Reese Sara M, Knepper Bryan, Young Heather L, Mauffrey Cyril
Department of Patient Safety & Quality, Denver Health Medical Center, 777 Bannock St, Mailcode 0980, Denver CO, 80204, United States.
Department of Patient Safety & Quality, Denver Health Medical Center, 660 Bannock St, Mailcode 4000, Denver CO, 80204, United States.
Injury. 2017 Dec;48(12):2699-2704. doi: 10.1016/j.injury.2017.10.011. Epub 2017 Oct 9.
The CDC's National Healthcare Safety Network's (NHSN) current risk adjustment model for surgical site infections (SSI) following open reduction internal fixation (ORIF) of long bone fractures is a suboptimal predictor of risk. We hypothesized that by including variables known to be associated with SSI following ORIF, we would develop a model that would increase the accuracy and predictability of SSI risk.
Patients who underwent ORIF of a long bone between January 1, 2012 and December 31, 2014 were included in the study (n=1543). Patient risk factors, injury risk factors and perioperative risk factors were considered in the development of this model. We developed a risk prediction model for SSI following ORIF and then applied this to a new dataset of ORIF to determine the expected number of infections. This was compared to the expected number of infections calculated using the NHSN risk adjusted model.

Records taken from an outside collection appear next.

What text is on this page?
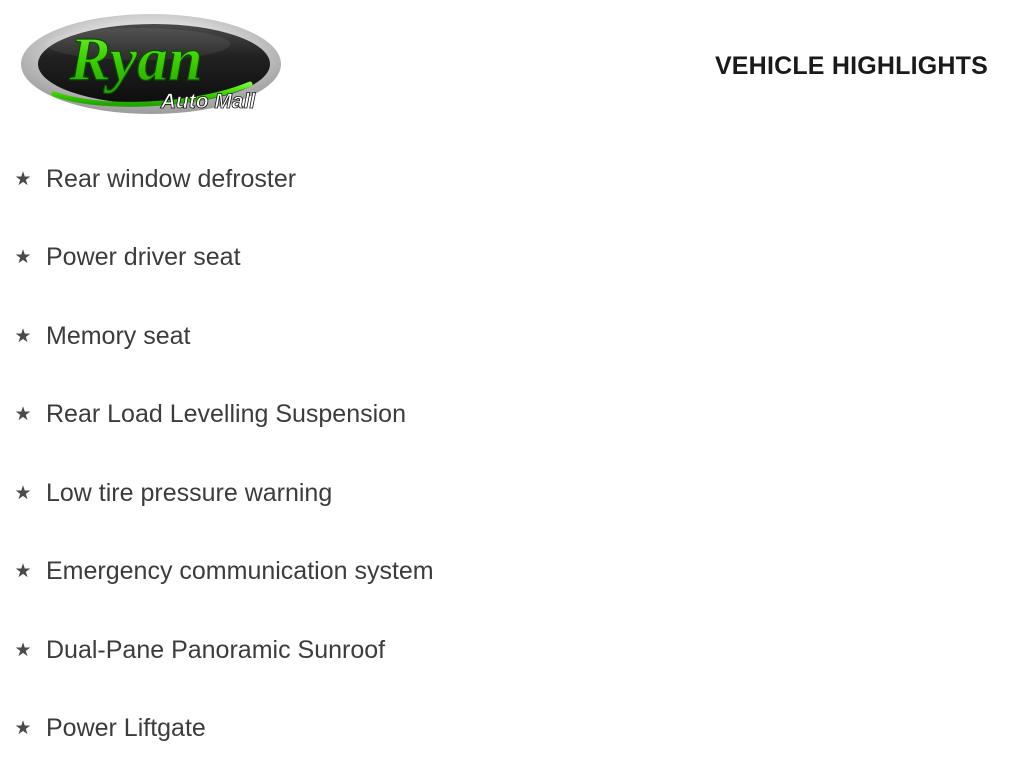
Ryan
Auto Mall
VEHICLE HIGHLIGHTS
★ Rear window defroster
★ Power driver seat
★ Memory seat
★ Rear Load Levelling Suspension
★ Low tire pressure warning
★ Emergency communication system
★ Dual-Pane Panoramic Sunroof
★ Power Liftgate
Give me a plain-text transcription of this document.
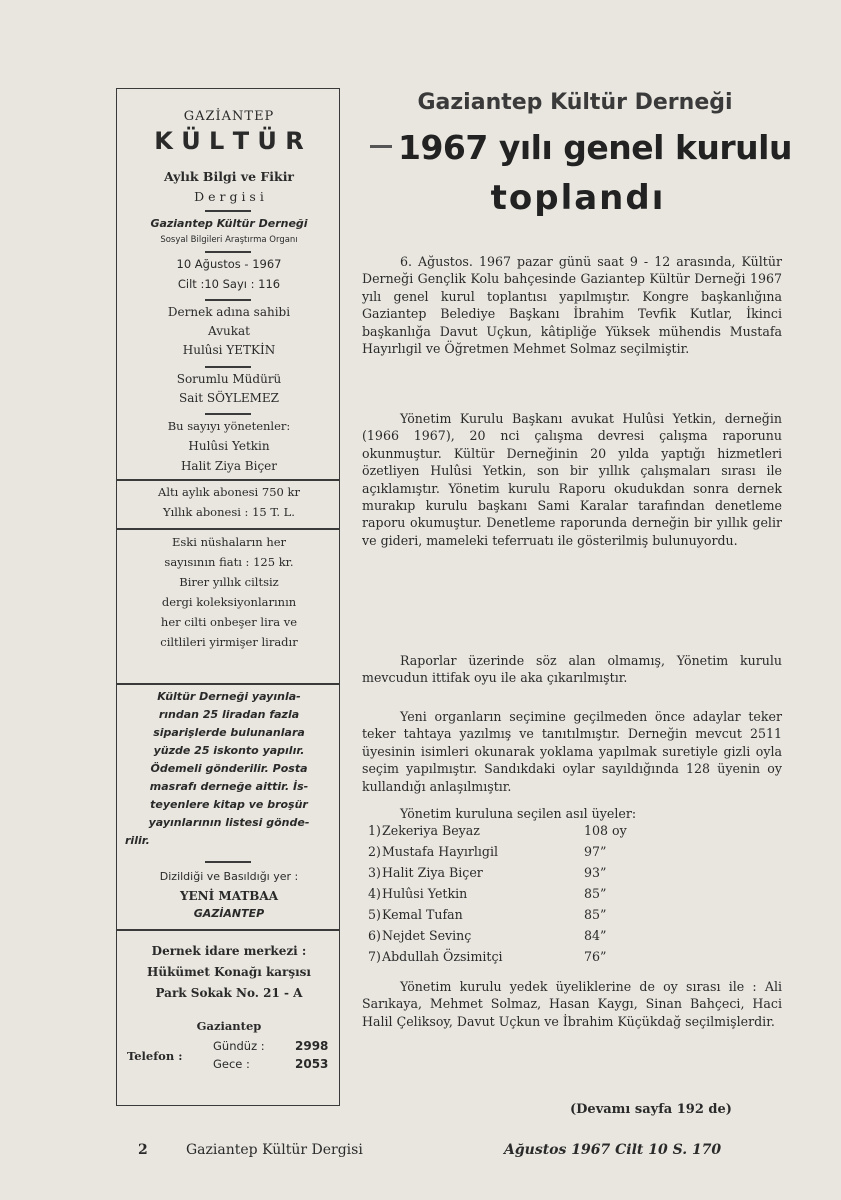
GAZİANTEP
K Ü L T Ü R
Aylık Bilgi ve Fikir
D e r g i s i
Gaziantep Kültür Derneği
Sosyal Bilgileri Araştırma Organı
10 Ağustos - 1967
Cilt :10 Sayı : 116
Dernek adına sahibi
Avukat
Hulûsi YETKİN
Sorumlu Müdürü
Sait SÖYLEMEZ
Bu sayıyı yönetenler:
Hulûsi Yetkin
Halit Ziya Biçer
Altı aylık abonesi 750 kr
Yıllık abonesi : 15 T. L.
Eski nüshaların her
sayısının fiatı : 125 kr.
Birer yıllık ciltsiz
dergi koleksiyonlarının
her cilti onbeşer lira ve
ciltlileri yirmişer liradır
Kültür Derneği yayınla-
rından 25 liradan fazla
siparişlerde bulunanlara
yüzde 25 iskonto yapılır.
Ödemeli gönderilir. Posta
masrafı derneğe aittir. İs-
teyenlere kitap ve broşür
yayınlarının listesi gönde-
rilir.
Dizildiği ve Basıldığı yer :
YENİ MATBAA
GAZİANTEP
Dernek idare merkezi :
Hükümet Konağı karşısı
Park Sokak No. 21 - A
Gaziantep
Telefon :
Gündüz :	2998
Gece :	2053
Gaziantep Kültür Derneği
1967 yılı genel kurulu
toplandı

6. Ağustos. 1967 pazar günü saat 9 - 12 arasında, Kültür Derneği Gençlik Kolu bahçesinde Gaziantep Kültür Derneği 1967 yılı genel kurul toplantısı yapılmıştır. Kongre başkanlığına Gaziantep Belediye Başkanı İbrahim Tevfik Kutlar, İkinci başkanlığa Davut Uçkun, kâtipliğe Yüksek mühendis Mustafa Hayırlıgil ve Öğretmen Mehmet Solmaz seçilmiştir.

Yönetim Kurulu Başkanı avukat Hulûsi Yetkin, derneğin (1966 1967), 20 nci çalışma devresi çalışma raporunu okunmuştur. Kültür Derneğinin 20 yılda yaptığı hizmetleri özetliyen Hulûsi Yetkin, son bir yıllık çalışmaları sırası ile açıklamıştır. Yönetim kurulu Raporu okudukdan sonra dernek murakıp kurulu başkanı Sami Karalar tarafından denetleme raporu okumuştur. Denetleme raporunda derneğin bir yıllık gelir ve gideri, mameleki teferruatı ile gösterilmiş bulunuyordu.

Raporlar üzerinde söz alan olmamış, Yönetim kurulu mevcudun ittifak oyu ile aka çıkarılmıştır.

Yeni organların seçimine geçilmeden önce adaylar teker teker tahtaya yazılmış ve tanıtılmıştır. Derneğin mevcut 2511 üyesinin isimleri okunarak yoklama yapılmak suretiyle gizli oyla seçim yapılmıştır. Sandıkdaki oylar sayıldığında 128 üyenin oy kullandığı anlaşılmıştır.

Yönetim kuruluna seçilen asıl üyeler:

1) Zekeriya Beyaz	108 oy
2) Mustafa Hayırlıgil	97”
3) Halit Ziya Biçer	93”
4) Hulûsi Yetkin	85”
5) Kemal Tufan	85”
6) Nejdet Sevinç	84”
7) Abdullah Özsimitçi	76”

Yönetim kurulu yedek üyeliklerine de oy sırası ile : Ali Sarıkaya, Mehmet Solmaz, Hasan Kaygı, Sinan Bahçeci, Haci Halil Çeliksoy, Davut Uçkun ve İbrahim Küçükdağ seçilmişlerdir.

(Devamı sayfa 192 de)
2	Gaziantep Kültür Dergisi	Ağustos 1967 Cilt 10 S. 170
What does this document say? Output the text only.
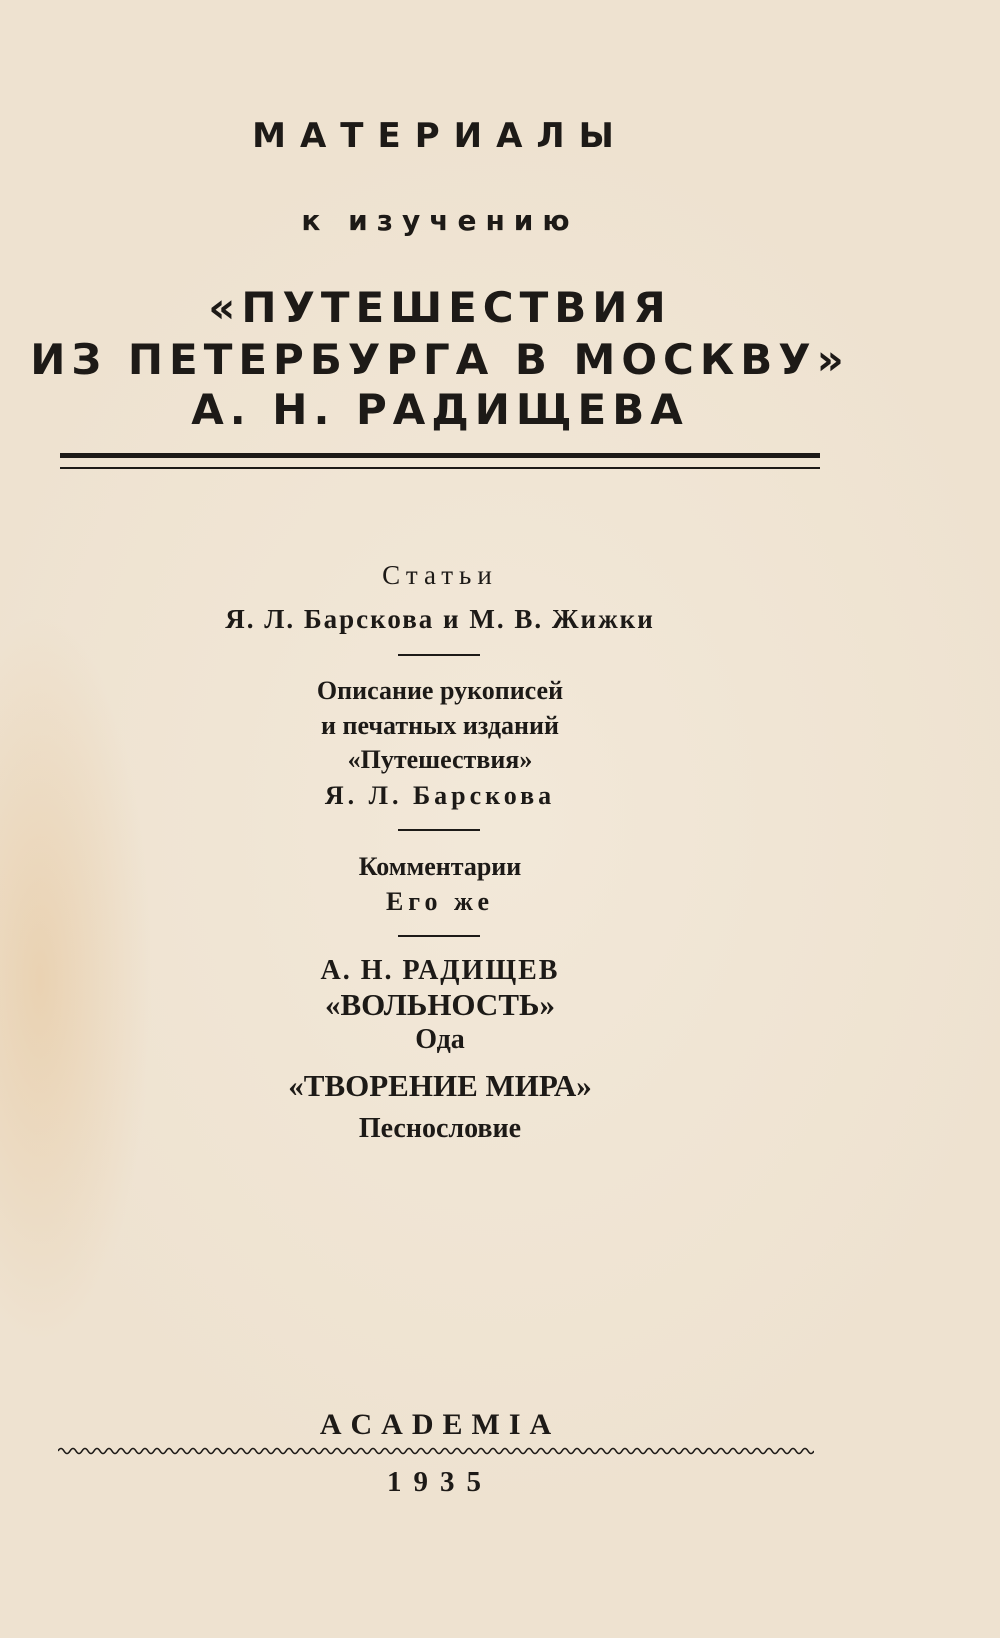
МАТЕРИАЛЫ
к изучению
«ПУТЕШЕСТВИЯ
ИЗ ПЕТЕРБУРГА В МОСКВУ»
А. Н. РАДИЩЕВА
Статьи
Я. Л. Барскова и М. В. Жижки
Описание рукописей
и печатных изданий
«Путешествия»
Я. Л. Барскова
Комментарии
Его же
А. Н. РАДИЩЕВ
«ВОЛЬНОСТЬ»
Ода
«ТВОРЕНИЕ МИРА»
Песнословие
ACADEMIA
1935
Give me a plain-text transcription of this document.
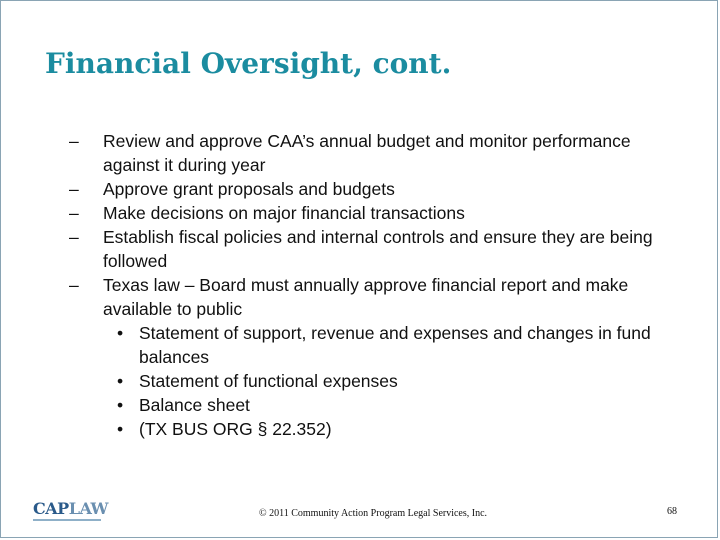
Financial Oversight, cont.

–	Review and approve CAA’s annual budget and monitor performance against it during year

–	Approve grant proposals and budgets

–	Make decisions on major financial transactions

–	Establish fiscal policies and internal controls and ensure they are being followed

–	Texas law – Board must annually approve financial report and make available to public

• Statement of support, revenue and expenses and changes in fund balances

• Statement of functional expenses

• Balance sheet

• (TX BUS ORG § 22.352)

CAPLAW	© 2011 Community Action Program Legal Services, Inc.	68
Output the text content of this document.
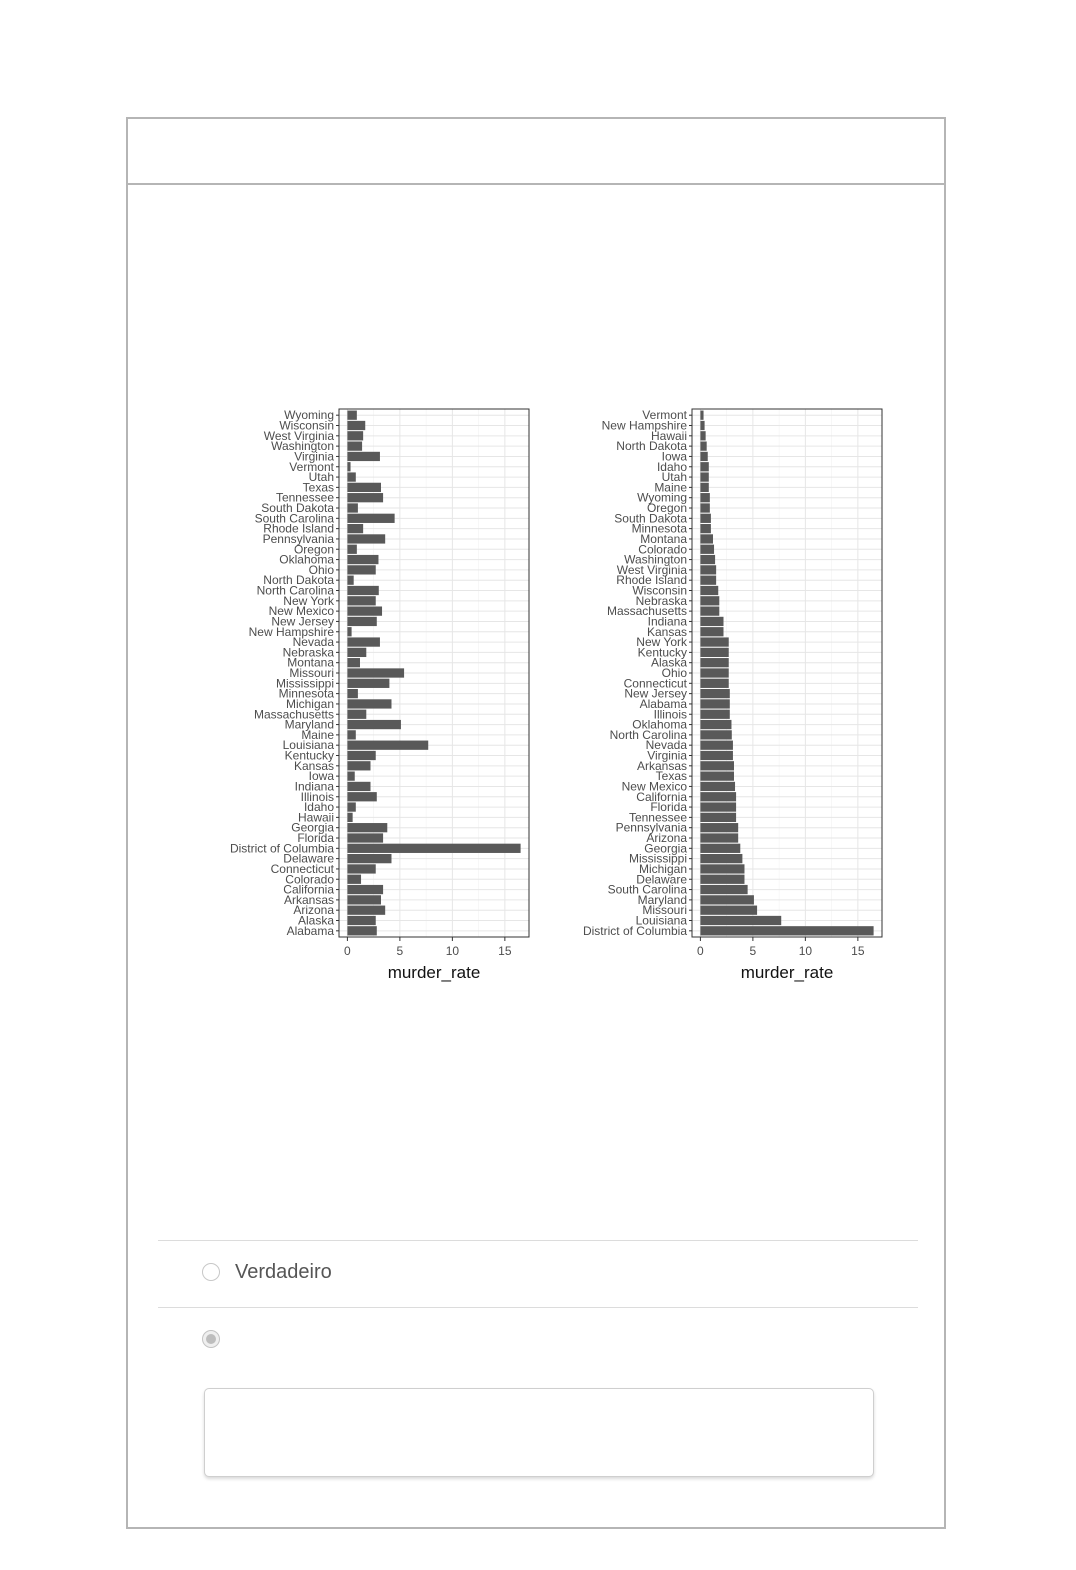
Alabama
Alaska
Arizona
Arkansas
California
Colorado
Connecticut
Delaware
District of Columbia
Florida
Georgia
Hawaii
Idaho
Illinois
Indiana
Iowa
Kansas
Kentucky
Louisiana
Maine
Maryland
Massachusetts
Michigan
Minnesota
Mississippi
Missouri
Montana
Nebraska
Nevada
New Hampshire
New Jersey
New Mexico
New York
North Carolina
North Dakota
Ohio
Oklahoma
Oregon
Pennsylvania
Rhode Island
South Carolina
South Dakota
Tennessee
Texas
Utah
Vermont
Virginia
Washington
West Virginia
Wisconsin
Wyoming
0	5	10	15
murder_rate
District of Columbia
Louisiana
Missouri
Maryland
South Carolina
Delaware
Michigan
Mississippi
Georgia
Arizona
Pennsylvania
Tennessee
Florida
California
New Mexico
Texas
Arkansas
Virginia
Nevada
North Carolina
Oklahoma
Illinois
Alabama
New Jersey
Connecticut
Ohio
Alaska
Kentucky
New York
Kansas
Indiana
Massachusetts
Nebraska
Wisconsin
Rhode Island
West Virginia
Washington
Colorado
Montana
Minnesota
South Dakota
Oregon
Wyoming
Maine
Utah
Idaho
Iowa
North Dakota
Hawaii
New Hampshire
Vermont
0	5	10	15
murder_rate
Verdadeiro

The final multivariate model included age (odds ratio: 1.02, p-value<0.001, 95% confidence interval: 1.00-1.04), lower leg fracture (2.63, 0.004, 1.40-4.93), open fracture (1.87, 0.07, 0.93-3.76), American Society of Anesthesiologists (ASA) (2.09, 0.02, 1.07-4.08) and history of methicillin-resistant Staphylococcus aureus (MRSA), which was the most important predictor of infection (7.20, <0.001, 2.61-19.85). The c-index was 0.74 compared to 0.65 for the NHSN model, indicating that our model more accurate in estimating infection risk. When the developed model was used to predict the number of expected infections on a new dataset from 2015, 36.3 SSI were expected compared to 5.7 calculated by the NHSN model.
The model that was developed uses five easily identifiable risk factors that result in a more accurate prediction of infection at our facility than the currently used model.
Prognostic and epidemiologic study, level III.
美国疾病控制与预防中心(CDC)的国家医疗安全网络(NHSN)当前用于长骨骨折切开复位内固定术(ORIF)后手术部位感染(SSI)的风险调整模型对风险的预测效果欠佳。我们假设,通过纳入已知与ORIF术后SSI相关的变量,我们可以开发出一个能提高SSI风险预测准确性和可预测性的模型。
纳入2012年1月1日至2014年12月31日期间接受长骨ORIF手术的患者(n = 1543)。本模型的开发考虑了患者风险因素、损伤风险因素和围手术期风险因素。我们开发了一个ORIF术后SSI的风险预测模型,然后将其应用于一个新的ORIF数据集,以确定预期感染数。将其与使用NHSN风险调整模型计算出的预期感染数进行比较。
最终的多变量模型包括年龄(比值比:1.02,p值<0.001,95%置信区间:1.00 - 1.04)、小腿骨折(2.63,0.004,1.40 - 4.93)、开放性骨折(1.87,0.07,0.93 - 3.76)、美国麻醉医师协会(ASA)分级(2.09,0.02,1.07 - 4.08)以及耐甲氧西林金黄色葡萄球菌(MRSA)感染史,其中MRSA感染史是最重要的感染预测因素(7.20,<0.001,2.61 - 19.85)。本模型的c指数为0.74,而NHSN模型的c指数为0.65,这表明我们的模型在估计感染风险方面更准确。当使用开发的模型预测2015年新数据集的预期感染数时,预期SSI为36.3例,而NHSN模型计算出的为5.7例。
所开发的模型使用了五个易于识别的风险因素,与目前使用的模型相比,能更准确地预测我们机构的感染情况。
预后和流行病学研究,III级。